Q4 Financial Performance Comparison
Company Approx. Price Revenue Growth Net Profit Growth Primary Sector
Websol Energy ₹114.80 +132% +152% Solar Manufacturing
Lloyds Engineering ₹61.81 +113% +157% Heavy Fabrication
Sterling & Wilson ₹221.80 -22.77% +143% Renewable EPC
Brigade Hotel ₹74.00 +1.70% +102% Hospitality

The Investor’s Checklist: Beyond the Percentage

High profit growth in a low-priced stock is an invitation to investigate, not a signal to buy blindly. For retail investors, the danger lies in “value traps”—stocks that look cheap but are cheap for a reason. Before committing capital, three factors deserve scrutiny:

The Investor's Checklist: Beyond the Percentage
Reporting Over Profit Growth
  • Debt-to-Equity Ratio: Rapid growth is often funded by debt. If a company’s profit growth is eclipsed by rising interest payments, the growth is fragile.
  • Sustainability of Margins: Is the profit jump due to a permanent increase in efficiency or a temporary drop in raw material costs?
  • Cash Flow: Net profit is an accounting figure. Investors should check the cash flow statement to ensure that profits are actually being collected as cash and not just sitting as “receivables” on a balance sheet.

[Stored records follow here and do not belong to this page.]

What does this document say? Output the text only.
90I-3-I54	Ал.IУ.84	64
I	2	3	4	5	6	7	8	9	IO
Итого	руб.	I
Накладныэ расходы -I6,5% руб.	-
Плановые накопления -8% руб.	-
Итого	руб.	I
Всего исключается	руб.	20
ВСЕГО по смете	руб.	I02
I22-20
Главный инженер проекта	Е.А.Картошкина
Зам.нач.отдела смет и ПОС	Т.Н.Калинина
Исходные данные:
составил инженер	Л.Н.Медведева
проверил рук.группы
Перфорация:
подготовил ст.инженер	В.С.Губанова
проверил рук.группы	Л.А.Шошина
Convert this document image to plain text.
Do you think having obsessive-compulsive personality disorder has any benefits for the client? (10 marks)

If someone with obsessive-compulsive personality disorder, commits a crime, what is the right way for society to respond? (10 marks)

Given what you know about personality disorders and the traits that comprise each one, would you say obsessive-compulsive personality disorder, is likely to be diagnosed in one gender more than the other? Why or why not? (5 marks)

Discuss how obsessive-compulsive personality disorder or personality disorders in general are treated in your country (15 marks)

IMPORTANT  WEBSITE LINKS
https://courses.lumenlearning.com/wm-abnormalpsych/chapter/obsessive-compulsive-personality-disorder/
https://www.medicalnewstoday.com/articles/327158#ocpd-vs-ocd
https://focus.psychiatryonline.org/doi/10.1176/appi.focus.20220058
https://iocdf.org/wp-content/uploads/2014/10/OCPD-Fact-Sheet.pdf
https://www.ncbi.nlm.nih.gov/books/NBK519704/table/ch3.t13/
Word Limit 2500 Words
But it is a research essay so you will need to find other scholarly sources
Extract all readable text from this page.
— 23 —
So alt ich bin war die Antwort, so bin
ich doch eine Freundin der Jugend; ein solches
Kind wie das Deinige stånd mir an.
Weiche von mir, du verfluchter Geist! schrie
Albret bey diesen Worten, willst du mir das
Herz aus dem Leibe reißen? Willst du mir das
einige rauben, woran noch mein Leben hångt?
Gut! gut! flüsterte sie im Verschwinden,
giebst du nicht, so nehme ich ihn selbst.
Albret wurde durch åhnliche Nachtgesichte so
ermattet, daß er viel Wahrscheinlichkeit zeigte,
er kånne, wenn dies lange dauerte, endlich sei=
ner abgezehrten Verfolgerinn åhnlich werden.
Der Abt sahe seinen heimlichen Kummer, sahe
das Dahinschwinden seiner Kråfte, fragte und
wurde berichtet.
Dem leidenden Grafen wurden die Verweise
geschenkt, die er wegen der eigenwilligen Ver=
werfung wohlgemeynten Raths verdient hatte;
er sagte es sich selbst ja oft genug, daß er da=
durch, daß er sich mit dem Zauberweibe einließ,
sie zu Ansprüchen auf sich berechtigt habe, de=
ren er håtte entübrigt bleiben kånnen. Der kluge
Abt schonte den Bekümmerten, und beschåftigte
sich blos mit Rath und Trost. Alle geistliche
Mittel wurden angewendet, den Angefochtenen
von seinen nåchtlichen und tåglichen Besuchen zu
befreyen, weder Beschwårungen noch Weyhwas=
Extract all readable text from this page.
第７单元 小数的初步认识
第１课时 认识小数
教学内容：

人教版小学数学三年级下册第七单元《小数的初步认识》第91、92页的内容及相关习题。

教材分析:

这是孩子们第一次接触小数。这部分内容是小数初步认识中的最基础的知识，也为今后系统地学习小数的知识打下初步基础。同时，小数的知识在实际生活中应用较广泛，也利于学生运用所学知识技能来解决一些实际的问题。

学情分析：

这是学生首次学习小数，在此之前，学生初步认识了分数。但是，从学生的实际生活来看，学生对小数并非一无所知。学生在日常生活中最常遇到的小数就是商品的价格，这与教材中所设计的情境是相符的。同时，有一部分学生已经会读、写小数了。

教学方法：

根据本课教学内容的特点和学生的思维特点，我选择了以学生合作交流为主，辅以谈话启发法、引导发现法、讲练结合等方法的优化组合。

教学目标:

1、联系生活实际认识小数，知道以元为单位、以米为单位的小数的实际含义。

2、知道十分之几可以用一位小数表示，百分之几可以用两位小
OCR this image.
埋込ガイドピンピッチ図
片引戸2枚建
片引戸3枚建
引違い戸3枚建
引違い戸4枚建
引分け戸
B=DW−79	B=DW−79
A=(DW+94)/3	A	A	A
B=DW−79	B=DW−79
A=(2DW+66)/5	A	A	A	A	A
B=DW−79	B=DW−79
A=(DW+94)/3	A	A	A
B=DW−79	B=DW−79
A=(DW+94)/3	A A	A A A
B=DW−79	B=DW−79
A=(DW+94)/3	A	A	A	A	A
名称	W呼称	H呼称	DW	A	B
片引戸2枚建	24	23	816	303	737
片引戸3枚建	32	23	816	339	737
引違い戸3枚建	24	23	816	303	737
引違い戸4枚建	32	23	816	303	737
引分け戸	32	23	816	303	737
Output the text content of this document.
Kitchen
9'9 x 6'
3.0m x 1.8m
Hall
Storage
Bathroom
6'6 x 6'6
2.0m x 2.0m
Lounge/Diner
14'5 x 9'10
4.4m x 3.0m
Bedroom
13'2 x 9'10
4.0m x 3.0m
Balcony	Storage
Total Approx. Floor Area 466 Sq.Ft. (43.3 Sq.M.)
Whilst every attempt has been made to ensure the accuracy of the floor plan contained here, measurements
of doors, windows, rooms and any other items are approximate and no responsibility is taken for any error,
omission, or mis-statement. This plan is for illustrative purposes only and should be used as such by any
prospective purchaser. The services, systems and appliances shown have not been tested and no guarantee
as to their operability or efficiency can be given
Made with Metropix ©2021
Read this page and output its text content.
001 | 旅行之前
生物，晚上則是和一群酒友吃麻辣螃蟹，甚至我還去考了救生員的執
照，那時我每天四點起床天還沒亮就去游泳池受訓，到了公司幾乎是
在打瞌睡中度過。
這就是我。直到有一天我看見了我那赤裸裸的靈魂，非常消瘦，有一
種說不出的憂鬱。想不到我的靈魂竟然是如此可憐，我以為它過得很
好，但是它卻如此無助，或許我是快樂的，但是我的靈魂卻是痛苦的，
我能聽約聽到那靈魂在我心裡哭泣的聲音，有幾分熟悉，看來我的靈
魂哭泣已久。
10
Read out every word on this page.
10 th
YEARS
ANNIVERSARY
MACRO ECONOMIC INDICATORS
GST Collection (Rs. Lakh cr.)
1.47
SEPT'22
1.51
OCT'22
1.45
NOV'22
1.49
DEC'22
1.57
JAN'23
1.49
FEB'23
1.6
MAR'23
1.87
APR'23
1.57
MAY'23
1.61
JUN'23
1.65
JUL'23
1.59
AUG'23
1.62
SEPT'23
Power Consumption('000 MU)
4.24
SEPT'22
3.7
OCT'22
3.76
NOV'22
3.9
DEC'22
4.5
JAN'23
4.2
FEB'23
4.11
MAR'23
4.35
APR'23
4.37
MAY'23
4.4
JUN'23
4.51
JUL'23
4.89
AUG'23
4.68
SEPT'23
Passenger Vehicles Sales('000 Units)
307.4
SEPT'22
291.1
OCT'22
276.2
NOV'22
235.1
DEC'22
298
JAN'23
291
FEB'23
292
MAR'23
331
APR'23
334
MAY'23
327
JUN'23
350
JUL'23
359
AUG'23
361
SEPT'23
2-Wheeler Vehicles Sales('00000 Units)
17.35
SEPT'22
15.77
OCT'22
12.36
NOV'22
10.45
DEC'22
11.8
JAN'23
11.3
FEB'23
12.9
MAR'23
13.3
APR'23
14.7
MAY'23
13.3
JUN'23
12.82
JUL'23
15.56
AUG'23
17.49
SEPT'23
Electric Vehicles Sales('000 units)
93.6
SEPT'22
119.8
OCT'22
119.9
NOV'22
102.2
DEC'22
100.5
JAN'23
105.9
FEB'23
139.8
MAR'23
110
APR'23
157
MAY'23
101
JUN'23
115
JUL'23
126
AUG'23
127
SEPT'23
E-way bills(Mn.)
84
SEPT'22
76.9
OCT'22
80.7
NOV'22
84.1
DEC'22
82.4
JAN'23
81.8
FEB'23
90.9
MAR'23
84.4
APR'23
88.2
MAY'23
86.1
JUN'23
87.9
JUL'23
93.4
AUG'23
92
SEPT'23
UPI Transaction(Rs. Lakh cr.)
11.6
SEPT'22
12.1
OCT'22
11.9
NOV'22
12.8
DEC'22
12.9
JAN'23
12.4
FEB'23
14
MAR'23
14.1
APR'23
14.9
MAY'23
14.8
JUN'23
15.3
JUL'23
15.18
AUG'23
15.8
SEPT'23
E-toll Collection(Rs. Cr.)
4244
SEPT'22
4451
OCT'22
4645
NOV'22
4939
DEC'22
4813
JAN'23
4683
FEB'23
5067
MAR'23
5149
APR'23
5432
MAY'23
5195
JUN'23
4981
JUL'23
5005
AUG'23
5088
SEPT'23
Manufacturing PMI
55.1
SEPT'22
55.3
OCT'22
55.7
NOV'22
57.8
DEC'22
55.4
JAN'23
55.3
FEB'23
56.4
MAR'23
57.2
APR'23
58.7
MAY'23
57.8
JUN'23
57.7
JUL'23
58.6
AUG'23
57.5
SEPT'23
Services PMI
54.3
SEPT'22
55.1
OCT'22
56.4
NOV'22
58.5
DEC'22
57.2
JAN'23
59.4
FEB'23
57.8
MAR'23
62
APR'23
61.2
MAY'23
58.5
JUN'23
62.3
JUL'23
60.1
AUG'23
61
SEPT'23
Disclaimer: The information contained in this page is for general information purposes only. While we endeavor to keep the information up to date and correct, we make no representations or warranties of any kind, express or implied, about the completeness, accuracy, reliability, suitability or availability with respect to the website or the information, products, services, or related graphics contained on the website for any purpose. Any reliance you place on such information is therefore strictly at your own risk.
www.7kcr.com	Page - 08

Disclaimer: This article is for informational purposes only and does not constitute financial advice. Investing in equities involves risks, including the potential loss of principal. Please consult a certified financial advisor before making any investment decisions.

The next critical checkpoint for these companies will be the announcement of their full-year audited results and the subsequent annual general meetings (AGMs), where management will outline their guidance for the upcoming fiscal year. These filings will reveal whether the Q4 surge was a seasonal peak or the start of a long-term trend.